Aléas climatiques et assurances
Dans les cinq jours suivant l’événement et quelle qu’en soit l’origine, le sinistre doit être déclaré à l’assureur.
Lorsque l’état de catastrophe naturelle est reconnu, les démarches auprès de l’assureur doivent être effectuées dans les dix jours après la publication de l’arrêté interministériel au Journal Officiel de la République Française.
L’assureur déterminera le montant des dommages et proposera une indemnité. Celle-ci sera versée dans un délai de trois mois à compter de la date de la remise de l’état estimatif des pertes.

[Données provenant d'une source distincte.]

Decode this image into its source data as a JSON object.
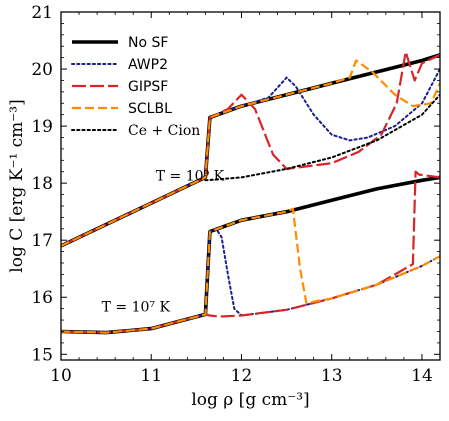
{
  "chart_data": {
    "type": "line",
    "xlabel": "log ρ  [g cm⁻³]",
    "ylabel": "log C  [erg K⁻¹ cm⁻³]",
    "xlim": [
      10,
      14.2
    ],
    "ylim": [
      14.9,
      21.0
    ],
    "xticks": [
      "10",
      "11",
      "12",
      "13",
      "14"
    ],
    "yticks": [
      "15",
      "16",
      "17",
      "18",
      "19",
      "20",
      "21"
    ],
    "legend_position": "top-left",
    "annotations": [
      {
        "text": "T = 10⁹ K"
      },
      {
        "text": "T = 10⁷ K"
      }
    ],
    "series": [
      {
        "name": "No SF",
        "group": "T=1e9",
        "color": "#000000",
        "style": "solid",
        "x": [
          10.0,
          11.6,
          11.65,
          12.0,
          12.5,
          13.0,
          13.5,
          14.0,
          14.2
        ],
        "y": [
          16.9,
          18.1,
          19.15,
          19.35,
          19.55,
          19.75,
          19.95,
          20.15,
          20.25
        ]
      },
      {
        "name": "AWP2",
        "group": "T=1e9",
        "color": "#1a1f8f",
        "style": "dotted",
        "x": [
          10.0,
          11.6,
          11.65,
          12.0,
          12.3,
          12.5,
          12.6,
          12.8,
          13.0,
          13.2,
          13.4,
          13.7,
          14.0,
          14.2
        ],
        "y": [
          16.9,
          18.1,
          19.15,
          19.35,
          19.5,
          19.85,
          19.7,
          19.2,
          18.85,
          18.75,
          18.8,
          19.0,
          19.4,
          20.0
        ]
      },
      {
        "name": "GIPSF",
        "group": "T=1e9",
        "color": "#d62728",
        "style": "dashed",
        "x": [
          10.0,
          11.6,
          11.65,
          11.85,
          12.0,
          12.15,
          12.35,
          12.5,
          13.0,
          13.3,
          13.55,
          13.72,
          13.82,
          13.92,
          14.0,
          14.2
        ],
        "y": [
          16.9,
          18.1,
          19.15,
          19.3,
          19.55,
          19.3,
          18.5,
          18.25,
          18.35,
          18.55,
          18.85,
          19.4,
          20.3,
          19.8,
          20.1,
          20.25
        ]
      },
      {
        "name": "SCLBL",
        "group": "T=1e9",
        "color": "#ff8c00",
        "style": "dashed",
        "x": [
          10.0,
          11.6,
          11.65,
          12.0,
          12.5,
          13.0,
          13.2,
          13.27,
          13.45,
          13.7,
          13.9,
          14.1,
          14.2
        ],
        "y": [
          16.9,
          18.1,
          19.15,
          19.35,
          19.55,
          19.75,
          19.85,
          20.15,
          19.95,
          19.55,
          19.35,
          19.4,
          19.75
        ]
      },
      {
        "name": "Ce + Cion",
        "group": "T=1e9",
        "color": "#000000",
        "style": "dotted",
        "x": [
          11.6,
          12.0,
          12.5,
          13.0,
          13.5,
          14.0,
          14.2
        ],
        "y": [
          18.05,
          18.1,
          18.25,
          18.45,
          18.75,
          19.2,
          19.55
        ]
      },
      {
        "name": "No SF",
        "group": "T=1e7",
        "color": "#000000",
        "style": "solid",
        "x": [
          10.0,
          10.5,
          11.0,
          11.6,
          11.65,
          12.0,
          12.5,
          13.0,
          13.5,
          14.0,
          14.2
        ],
        "y": [
          15.4,
          15.38,
          15.45,
          15.7,
          17.15,
          17.35,
          17.5,
          17.7,
          17.9,
          18.05,
          18.1
        ]
      },
      {
        "name": "AWP2",
        "group": "T=1e7",
        "color": "#1a1f8f",
        "style": "dotted",
        "x": [
          10.0,
          10.5,
          11.0,
          11.6,
          11.65,
          11.72,
          11.78,
          11.85,
          11.92,
          12.0,
          12.5,
          13.0,
          13.5,
          14.0,
          14.2
        ],
        "y": [
          15.4,
          15.38,
          15.45,
          15.7,
          17.15,
          17.2,
          17.05,
          16.4,
          15.8,
          15.68,
          15.78,
          15.98,
          16.22,
          16.55,
          16.72
        ]
      },
      {
        "name": "GIPSF",
        "group": "T=1e7",
        "color": "#d62728",
        "style": "dashed",
        "x": [
          10.0,
          10.5,
          11.0,
          11.6,
          11.65,
          11.75,
          12.0,
          12.5,
          13.0,
          13.5,
          13.9,
          13.93,
          13.97,
          14.2
        ],
        "y": [
          15.4,
          15.38,
          15.45,
          15.7,
          15.68,
          15.66,
          15.68,
          15.78,
          15.98,
          16.22,
          16.58,
          18.2,
          18.15,
          18.1
        ]
      },
      {
        "name": "SCLBL",
        "group": "T=1e7",
        "color": "#ff8c00",
        "style": "dashed",
        "x": [
          10.0,
          10.5,
          11.0,
          11.6,
          11.65,
          12.0,
          12.5,
          12.57,
          12.65,
          12.72,
          13.0,
          13.5,
          14.0,
          14.2
        ],
        "y": [
          15.4,
          15.38,
          15.45,
          15.7,
          17.15,
          17.35,
          17.5,
          17.55,
          16.5,
          15.9,
          15.98,
          16.22,
          16.55,
          16.72
        ]
      }
    ]
  }
}
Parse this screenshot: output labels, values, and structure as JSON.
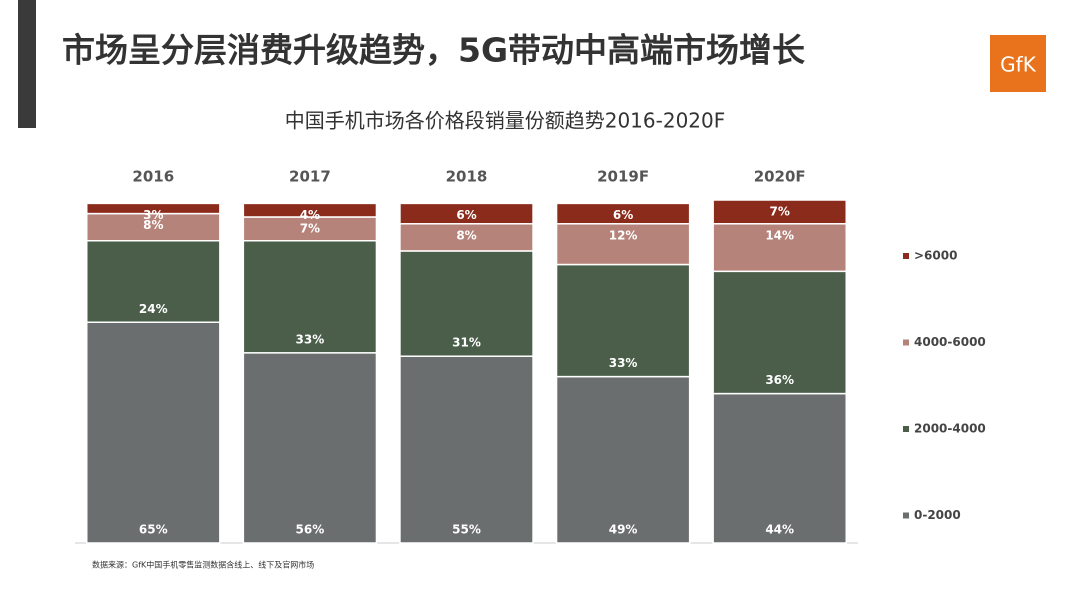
{
  "slide_title": "市场呈分层消费升级趋势，5G带动中高端市场增长",
  "logo": "GfK",
  "source": "数据来源：GfK中国手机零售监测数据含线上、线下及官网市场",
  "chart_data": {
    "type": "stacked_bar",
    "title": "中国手机市场各价格段销量份额趋势2016-2020F",
    "categories": [
      "2016",
      "2017",
      "2018",
      "2019F",
      "2020F"
    ],
    "series": [
      {
        "name": "0-2000",
        "color": "#6b6e6e",
        "values": [
          65,
          56,
          55,
          49,
          44
        ],
        "value_labels": [
          "65%",
          "56%",
          "55%",
          "49%",
          "44%"
        ]
      },
      {
        "name": "2000-4000",
        "color": "#4a5e49",
        "values": [
          24,
          33,
          31,
          33,
          36
        ],
        "value_labels": [
          "24%",
          "33%",
          "31%",
          "33%",
          "36%"
        ]
      },
      {
        "name": "4000-6000",
        "color": "#b5837a",
        "values": [
          8,
          7,
          8,
          12,
          14
        ],
        "value_labels": [
          "8%",
          "7%",
          "8%",
          "12%",
          "14%"
        ]
      },
      {
        "name": ">6000",
        "color": "#8b2b1c",
        "values": [
          3,
          4,
          6,
          6,
          7
        ],
        "value_labels": [
          "3%",
          "4%",
          "6%",
          "6%",
          "7%"
        ]
      }
    ],
    "ylim": [
      0,
      101
    ],
    "legend": "right"
  }
}
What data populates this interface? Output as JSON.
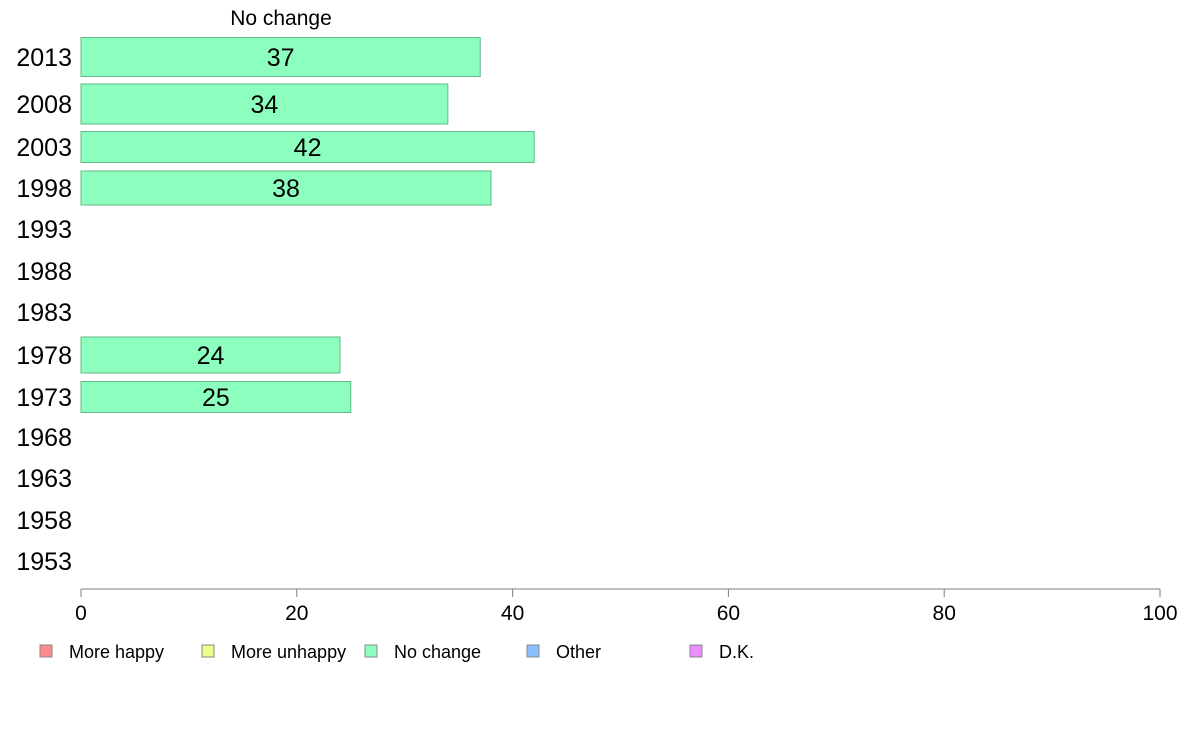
{
  "chart_data": {
    "type": "bar",
    "orientation": "horizontal",
    "title": "No change",
    "xlabel": "",
    "ylabel": "",
    "xlim": [
      0,
      100
    ],
    "x_ticks": [
      0,
      20,
      40,
      60,
      80,
      100
    ],
    "grid": false,
    "categories": [
      "2013",
      "2008",
      "2003",
      "1998",
      "1993",
      "1988",
      "1983",
      "1978",
      "1973",
      "1968",
      "1963",
      "1958",
      "1953"
    ],
    "series": [
      {
        "name": "No change",
        "color": "#8CFFBF",
        "values": [
          37,
          34,
          42,
          38,
          null,
          null,
          null,
          24,
          25,
          null,
          null,
          null,
          null
        ]
      }
    ],
    "legend": {
      "placement": "bottom",
      "entries": [
        {
          "label": "More happy",
          "color": "#FF8C8C"
        },
        {
          "label": "More unhappy",
          "color": "#EBFF8C"
        },
        {
          "label": "No change",
          "color": "#8CFFBF"
        },
        {
          "label": "Other",
          "color": "#8CBFFF"
        },
        {
          "label": "D.K.",
          "color": "#EB8CFF"
        }
      ]
    }
  }
}
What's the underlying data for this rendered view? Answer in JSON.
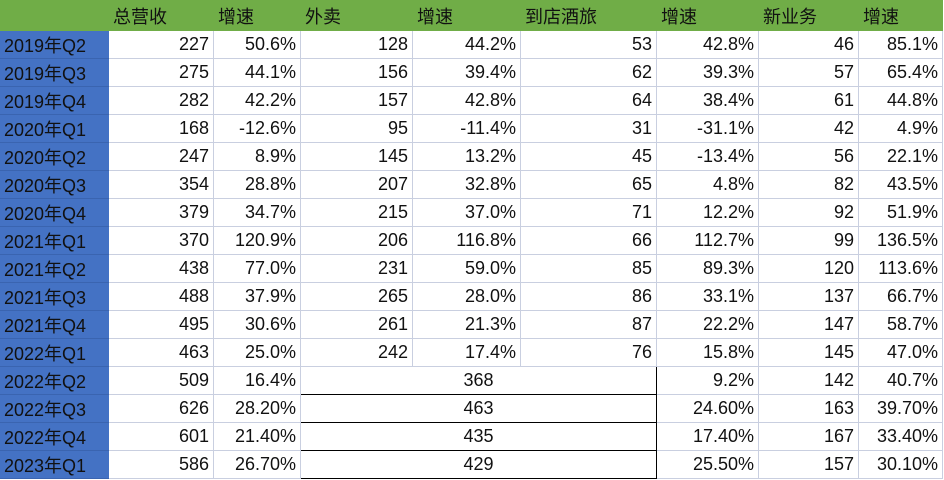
{
  "colors": {
    "header_bg": "#70ad47",
    "quarter_bg": "#4472c4"
  },
  "headers": [
    "",
    "总营收",
    "增速",
    "外卖",
    "增速",
    "到店酒旅",
    "增速",
    "新业务",
    "增速"
  ],
  "rows": [
    [
      "2019年Q2",
      "227",
      "50.6%",
      "128",
      "44.2%",
      "53",
      "42.8%",
      "46",
      "85.1%"
    ],
    [
      "2019年Q3",
      "275",
      "44.1%",
      "156",
      "39.4%",
      "62",
      "39.3%",
      "57",
      "65.4%"
    ],
    [
      "2019年Q4",
      "282",
      "42.2%",
      "157",
      "42.8%",
      "64",
      "38.4%",
      "61",
      "44.8%"
    ],
    [
      "2020年Q1",
      "168",
      "-12.6%",
      "95",
      "-11.4%",
      "31",
      "-31.1%",
      "42",
      "4.9%"
    ],
    [
      "2020年Q2",
      "247",
      "8.9%",
      "145",
      "13.2%",
      "45",
      "-13.4%",
      "56",
      "22.1%"
    ],
    [
      "2020年Q3",
      "354",
      "28.8%",
      "207",
      "32.8%",
      "65",
      "4.8%",
      "82",
      "43.5%"
    ],
    [
      "2020年Q4",
      "379",
      "34.7%",
      "215",
      "37.0%",
      "71",
      "12.2%",
      "92",
      "51.9%"
    ],
    [
      "2021年Q1",
      "370",
      "120.9%",
      "206",
      "116.8%",
      "66",
      "112.7%",
      "99",
      "136.5%"
    ],
    [
      "2021年Q2",
      "438",
      "77.0%",
      "231",
      "59.0%",
      "85",
      "89.3%",
      "120",
      "113.6%"
    ],
    [
      "2021年Q3",
      "488",
      "37.9%",
      "265",
      "28.0%",
      "86",
      "33.1%",
      "137",
      "66.7%"
    ],
    [
      "2021年Q4",
      "495",
      "30.6%",
      "261",
      "21.3%",
      "87",
      "22.2%",
      "147",
      "58.7%"
    ],
    [
      "2022年Q1",
      "463",
      "25.0%",
      "242",
      "17.4%",
      "76",
      "15.8%",
      "145",
      "47.0%"
    ]
  ],
  "merged_rows": [
    [
      "2022年Q2",
      "509",
      "16.4%",
      "368",
      "9.2%",
      "142",
      "40.7%"
    ],
    [
      "2022年Q3",
      "626",
      "28.20%",
      "463",
      "24.60%",
      "163",
      "39.70%"
    ],
    [
      "2022年Q4",
      "601",
      "21.40%",
      "435",
      "17.40%",
      "167",
      "33.40%"
    ],
    [
      "2023年Q1",
      "586",
      "26.70%",
      "429",
      "25.50%",
      "157",
      "30.10%"
    ]
  ]
}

Le montant de la franchise prévue par le contrat restera à la charge de l’assuré. Pour les catastrophes naturelles, cette franchise est fixée par la loi.
Les calamités agricoles
Le contexte réglementaire est défini par les articles L361-1 à L361-21 et R361-1 à R361-52 du code rural. Sont considérés comme calamités agricoles, les dommages non assurables d'importance exceptionnelle dus à des variations anormales d'intensité d'un agent naturel, lorsque les moyens techniques de lutte préventive ou curative employés habituellement dans l'agriculture n'ont pu être utilisés ou se sont révélés insuffisants ou inopérants. Sont notamment indemnisés les dommages résultant de cyclones, coups de vent, tempêtes, inondations, sécheresses, glissements de terrain.
Par contre sont exclus de ce dispositif les dégâts causés aux récoltes « exclusivement par l’action mécanique du choc des grêlons », puisque cet aléa est assurable. La garantie tempête est accordée en complément de l’assurance grêle, mais est limitée aux cultures particulièrement fragiles (colza, tournesol, maïs).